Keberadaan Masjid Jami ini juga sangat berperan dalam masa perjuangan kemerdekaan Indonesia lebih-
lebih dalam periode mempertahankan kemerdekaan Inodonesia. Versi cerita sesepuh masjid banyak
terdapat bekas senjata yang dipakai oleh pejuang untuk melawan penjajah. Para pejuangan
kemerdekaan seperti Bung Karno dan Bung Hatta sering datang ke Masjid Jami Muntok yang sejak dulu
dikenal sebagai bangunan termegah di Muntok dan membaur dengan masyarakat Muntok.

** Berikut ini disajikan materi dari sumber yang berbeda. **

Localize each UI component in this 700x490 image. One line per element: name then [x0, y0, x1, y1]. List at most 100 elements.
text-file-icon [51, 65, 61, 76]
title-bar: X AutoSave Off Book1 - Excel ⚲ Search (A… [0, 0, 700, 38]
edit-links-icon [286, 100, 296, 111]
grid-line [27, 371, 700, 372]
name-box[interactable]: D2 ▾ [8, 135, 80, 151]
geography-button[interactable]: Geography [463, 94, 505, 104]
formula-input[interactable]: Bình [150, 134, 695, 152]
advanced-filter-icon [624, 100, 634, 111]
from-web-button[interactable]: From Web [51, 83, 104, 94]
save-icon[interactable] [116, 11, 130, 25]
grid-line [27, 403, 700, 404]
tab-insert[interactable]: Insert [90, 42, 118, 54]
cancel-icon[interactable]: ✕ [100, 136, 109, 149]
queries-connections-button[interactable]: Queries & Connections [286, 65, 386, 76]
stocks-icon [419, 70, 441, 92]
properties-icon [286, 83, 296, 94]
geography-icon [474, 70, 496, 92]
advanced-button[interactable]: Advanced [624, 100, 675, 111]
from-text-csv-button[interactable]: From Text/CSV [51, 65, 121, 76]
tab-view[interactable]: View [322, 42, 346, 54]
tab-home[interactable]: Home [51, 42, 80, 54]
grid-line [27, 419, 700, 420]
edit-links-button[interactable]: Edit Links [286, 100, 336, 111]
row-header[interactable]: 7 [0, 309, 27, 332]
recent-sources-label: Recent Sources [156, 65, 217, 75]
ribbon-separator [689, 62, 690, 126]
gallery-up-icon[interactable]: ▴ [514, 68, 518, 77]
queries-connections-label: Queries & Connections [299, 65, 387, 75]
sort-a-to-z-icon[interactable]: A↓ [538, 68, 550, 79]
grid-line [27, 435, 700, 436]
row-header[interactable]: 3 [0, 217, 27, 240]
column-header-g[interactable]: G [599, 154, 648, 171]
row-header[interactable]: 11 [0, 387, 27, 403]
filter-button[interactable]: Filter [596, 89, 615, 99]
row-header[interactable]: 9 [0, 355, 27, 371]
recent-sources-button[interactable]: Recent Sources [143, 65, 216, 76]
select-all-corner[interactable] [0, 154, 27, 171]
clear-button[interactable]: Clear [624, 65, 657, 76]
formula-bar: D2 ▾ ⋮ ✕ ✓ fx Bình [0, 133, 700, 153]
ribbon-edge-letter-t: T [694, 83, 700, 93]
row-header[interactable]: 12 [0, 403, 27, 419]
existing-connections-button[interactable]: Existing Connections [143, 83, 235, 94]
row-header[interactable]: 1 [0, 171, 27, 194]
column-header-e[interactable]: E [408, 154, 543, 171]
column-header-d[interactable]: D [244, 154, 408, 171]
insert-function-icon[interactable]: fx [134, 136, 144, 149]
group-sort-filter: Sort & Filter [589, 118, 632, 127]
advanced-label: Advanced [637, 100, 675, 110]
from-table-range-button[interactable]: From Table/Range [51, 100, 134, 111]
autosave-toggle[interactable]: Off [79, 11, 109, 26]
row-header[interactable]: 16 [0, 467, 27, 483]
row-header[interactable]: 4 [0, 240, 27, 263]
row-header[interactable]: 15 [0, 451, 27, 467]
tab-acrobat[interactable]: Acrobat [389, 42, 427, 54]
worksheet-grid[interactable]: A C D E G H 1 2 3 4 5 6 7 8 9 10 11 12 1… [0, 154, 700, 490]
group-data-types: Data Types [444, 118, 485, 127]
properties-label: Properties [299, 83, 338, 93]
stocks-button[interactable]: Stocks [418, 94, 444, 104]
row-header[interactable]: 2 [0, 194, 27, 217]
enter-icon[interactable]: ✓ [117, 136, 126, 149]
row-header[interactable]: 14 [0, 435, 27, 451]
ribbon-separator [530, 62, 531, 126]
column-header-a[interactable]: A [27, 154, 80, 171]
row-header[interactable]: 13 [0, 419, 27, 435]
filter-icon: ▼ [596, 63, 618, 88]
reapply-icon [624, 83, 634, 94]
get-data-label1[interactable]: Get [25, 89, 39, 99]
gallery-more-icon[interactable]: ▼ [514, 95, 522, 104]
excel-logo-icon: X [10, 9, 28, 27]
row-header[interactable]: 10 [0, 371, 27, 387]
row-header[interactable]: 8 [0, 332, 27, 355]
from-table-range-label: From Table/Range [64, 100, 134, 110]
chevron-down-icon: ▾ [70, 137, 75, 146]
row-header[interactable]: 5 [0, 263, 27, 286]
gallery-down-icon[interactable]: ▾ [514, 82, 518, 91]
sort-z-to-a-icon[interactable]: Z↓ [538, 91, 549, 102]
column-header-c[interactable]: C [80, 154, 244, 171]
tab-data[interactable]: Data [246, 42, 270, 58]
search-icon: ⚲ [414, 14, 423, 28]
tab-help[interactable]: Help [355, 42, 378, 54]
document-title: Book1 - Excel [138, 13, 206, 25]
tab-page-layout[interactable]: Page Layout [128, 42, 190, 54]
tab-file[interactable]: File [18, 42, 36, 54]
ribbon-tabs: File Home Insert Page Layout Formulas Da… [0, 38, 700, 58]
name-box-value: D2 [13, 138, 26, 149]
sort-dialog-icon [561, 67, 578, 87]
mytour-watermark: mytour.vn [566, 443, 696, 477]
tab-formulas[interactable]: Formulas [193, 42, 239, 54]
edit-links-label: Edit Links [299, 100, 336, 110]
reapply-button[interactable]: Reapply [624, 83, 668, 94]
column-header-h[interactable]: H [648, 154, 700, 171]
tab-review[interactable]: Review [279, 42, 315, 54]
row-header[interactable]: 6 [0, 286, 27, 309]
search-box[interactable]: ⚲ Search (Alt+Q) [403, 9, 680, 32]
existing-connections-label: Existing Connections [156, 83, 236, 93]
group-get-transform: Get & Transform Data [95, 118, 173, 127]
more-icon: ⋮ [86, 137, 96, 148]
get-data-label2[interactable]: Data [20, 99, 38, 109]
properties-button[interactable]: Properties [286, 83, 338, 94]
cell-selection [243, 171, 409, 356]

Arsitektural Masjid Jami Muntok

Masjid Jami Muntok dibangun menyerupai masjid Sultan di Palembang, karena memang Pulau Bangka
dan Belitung kala itu masuk dalam wilayah kekuasaan kesultanan Palembang. Di era kemerdekaan pun
dua pulau penghasil timah ini masuk ke dalam wilayah propinsi Sumatera Selatan yang berpusat di kota
Palembang, sebelum kemudian menjadi propinsi mandiri terpisah dari propinsi Sumatera Selatan.

Mimbar dan Mihrab di Masjid Jami Muntok

(foto dari isriyanto-ku.blogspot.com)

Masjid dengan atap limas ganda seperti kebanyakan masjid masjid tanah air lainnya. Pembeda utama
bentuk atap masjid tradisional Jawa dengan masjid tradisional Palembang dapat di lihat pada bentuk
ujung atapnya yang tidak rata. Masjid masjid dengan sentuhan Palembang dibuat sedikit melengkung
dan di bagian ujung atapnya ditambahkan ornamen ornamen kecil yang di adopsi dari bentuk ujung atap
bangunan kelenteng. Masjid Jami’ Muntok yang dibangun disebelah kelenteng ini akan benar benar
tampak seperti bagian dari Kelenteng disebelahnya seandainya saja warna yang digunakan juga warna
merah seperti kelenteng disebelahnya.

Pengaruh budaya eropa terlihat pada penggunaan pilar pilar beton bundar pada masjid ini. ada 6 buah
pilar beton bundar di bagian depan masjid terlihat langsung dari luar. Dan 4 pilar beton bundar lainnya
berada di dalam masjid. Masjid Jami’ Muntok dilengkapi dengan 5 pintu masuk berukuran 76x220cm
kesemuanya dibuat dari kayu bulian (kayu ulin) serta jendela jendela besar sebanyak 17 buah 120 x 220
cm. Sama seperti masjid sultan di Palembang, masjid Jami’ Muntok inipun lantainya dibangun jauh lebih
tinggi dibandingkan dengan permukaan tanah disekitarnya. Dan sederet anak tangga dibangun di sisi kiri
dan kanan serambi depannya.

Interior Masjid Jami' Muntok - Bangka Barat, Babel

(foto dari isriyanto-ku.blogspot.com)

Angka angka jumlah dari pilar, pintu dan jendela masjid ini memilki makna masing masing masing. Enam
pilar beton di serambi masjid menyimbolkan enam rukun iman, sementara 4 sokoguru di dalam masjid
melambangkan empat khulafaur rasyidin, sahabat utama Rosulullah dan empat mazhab Islam : Mazhab
Syafi’I, Hanafi, Hambali dan Maliki. Lima pintu masjid melambangkan lima rukun Islam sedangkan 17
jendela melambangkan 17 rekaat waktu sholat wajib sehari semalam.